The Right Way to Style WordPress Plugins

From the time I first touched WordPress until a few days ago, I styled plugins wrong. Heck, I put my PHP in the wrong place too, so obviously there’s a lot I was doing poorly. None the less, in the hopes of saving someone some headache, here’s what I believe to be the best way to deal with CSS for any type of plugin today.

Quickly though, here is the basic progression of how I’ve tried to add CSS to plugin output in the past.

  1. Doing it purely inline with <style=" ... ">. (This does have a very small place on the internet — when you truly want to apply a unique style to a single element — but I wasn’t using that.)
  2. Adding bare CSS with an action hook to wp_head. I was just spitting it all in the head of theme making the files bigger, and the source more convoluted.
  3. Appending my own .css file with a script I found somewhere and didn’t really understand.
  4. What I’m about to show you: Appending my own .css file, but allowing the theme to replace it by putting sensibly named alternative in it’s style directory.

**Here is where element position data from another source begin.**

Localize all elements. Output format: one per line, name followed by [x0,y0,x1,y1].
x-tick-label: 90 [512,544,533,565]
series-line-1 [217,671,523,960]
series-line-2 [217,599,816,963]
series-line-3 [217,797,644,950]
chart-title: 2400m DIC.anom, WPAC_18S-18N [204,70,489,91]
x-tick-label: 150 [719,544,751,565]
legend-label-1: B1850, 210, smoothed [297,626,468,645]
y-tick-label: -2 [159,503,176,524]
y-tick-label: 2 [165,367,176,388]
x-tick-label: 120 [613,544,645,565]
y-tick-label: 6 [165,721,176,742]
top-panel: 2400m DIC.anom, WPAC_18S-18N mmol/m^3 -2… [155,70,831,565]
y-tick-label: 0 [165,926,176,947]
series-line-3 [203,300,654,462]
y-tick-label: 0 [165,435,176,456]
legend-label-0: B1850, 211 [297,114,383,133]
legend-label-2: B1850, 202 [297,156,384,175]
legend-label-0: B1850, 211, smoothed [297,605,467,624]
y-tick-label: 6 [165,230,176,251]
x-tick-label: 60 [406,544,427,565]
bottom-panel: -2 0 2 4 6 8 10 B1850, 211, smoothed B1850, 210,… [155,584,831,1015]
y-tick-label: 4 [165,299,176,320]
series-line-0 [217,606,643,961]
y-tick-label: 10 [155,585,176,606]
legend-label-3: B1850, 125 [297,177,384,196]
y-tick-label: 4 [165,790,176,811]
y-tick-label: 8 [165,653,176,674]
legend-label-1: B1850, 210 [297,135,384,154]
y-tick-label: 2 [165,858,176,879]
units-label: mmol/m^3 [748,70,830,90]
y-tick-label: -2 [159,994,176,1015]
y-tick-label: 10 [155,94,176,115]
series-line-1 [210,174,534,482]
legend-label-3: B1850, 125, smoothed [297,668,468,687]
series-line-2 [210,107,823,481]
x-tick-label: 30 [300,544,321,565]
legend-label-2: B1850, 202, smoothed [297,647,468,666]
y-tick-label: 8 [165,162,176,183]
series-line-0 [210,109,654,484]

Essentially, for that Post Meta Box plugin I mentioned in the aforelinked post, I wanted to be able to modify the basic styling but not affect all the places I’m trying to use it. So, I did what made the most sense to me, copied the master CSS file (postmetabox.css) to my active themes directory and modified it there. And because this script I’m about to give you is so smart, that became the active styling without any problems. So here it is:

(A quick note: I’ve kept all references to “pmb”, my shortcut for making things local to my Post Meta Box plugin. If you’re using this function, I’d do a find and replace with whatever shorthand you use to refer to your plugin. I could have find-and-replaced it to “my-plugin,” but we’re smart people, so I’ll spare us that unnecessary step.)

add_action('wp_print_styles', 'add_pmb_stylesheet');

function add_pmb_stylesheet() {
	$theme_style_url = get_stylesheet_directory_uri() . '/postmetabox.css';
	$theme_style_file = get_stylesheet_directory() . '/postmetabox.css';
	$pmb_style_url = plugins_url() . '/post-meta-box/postmetabox.css';

	if ( file_exists($theme_style_file) ) {
		wp_register_style('themepmb', $theme_style_url);
		wp_enqueue_style( 'themepmb');
	}
	else {
		wp_register_style('pmb', $pmb_style_url);
		wp_enqueue_style( 'pmb');
	}
}

First and foremost, that add_action call is (half of) the proper way to append any stylesheet in WordPress. There are many other things you can do that will function for you (the aforementioned wp_head method is probably the worst of them). Essentially, all it’s doing is calling my function when it gets to any place it typically reaches for style sheets.

So what our function does is hand it the right style sheet. And which stylesheet is right depends on whether or not the user has created one for their current theme, or if they just want to rely on ours. So essentially, we’re just looking to see if the user has created the file to hold their own stylesheet ($theme_style_file), if they have, we use that. If they haven’t, we use our own.

There’s nothing in here that a seasoned PHP and WordPress person should be stunned by, but there’s a lot of little bits that your average tinkerer will not have known about. Like that PHP can easily check if a file exists — that function’s in every version of PHP ever — but does it with local addresses, so you need to know where the style sheet is both locally and internet-wise. And the commands wp_regiester_style and  wp_enqueue_style — which round out the proper way to add a style sheet — were completely unknown to me until I ran across a little tutorial (by I think Justin Tadlock, though after 20 minutes of looking I gave up on definitively finding who it was).

I wondered for some time about the possibility of keeping some sensible defaults for my plugin’s visual output and always using them, but if for some reason the user wants to overwrite what seem to me to be sensible defaults I want to make that easy. And since I think most anyone inspired to modify my styling would take the sensible advice to copy the original file and put it in their theme and modify it there, that’s what we’re allowing for.

It’s entirely possible that another years of dinking around with WordPress will convince me that this method is as foolish, or outdated, or bad, as my previous methods, but the more I think about that the less likely it seems to me.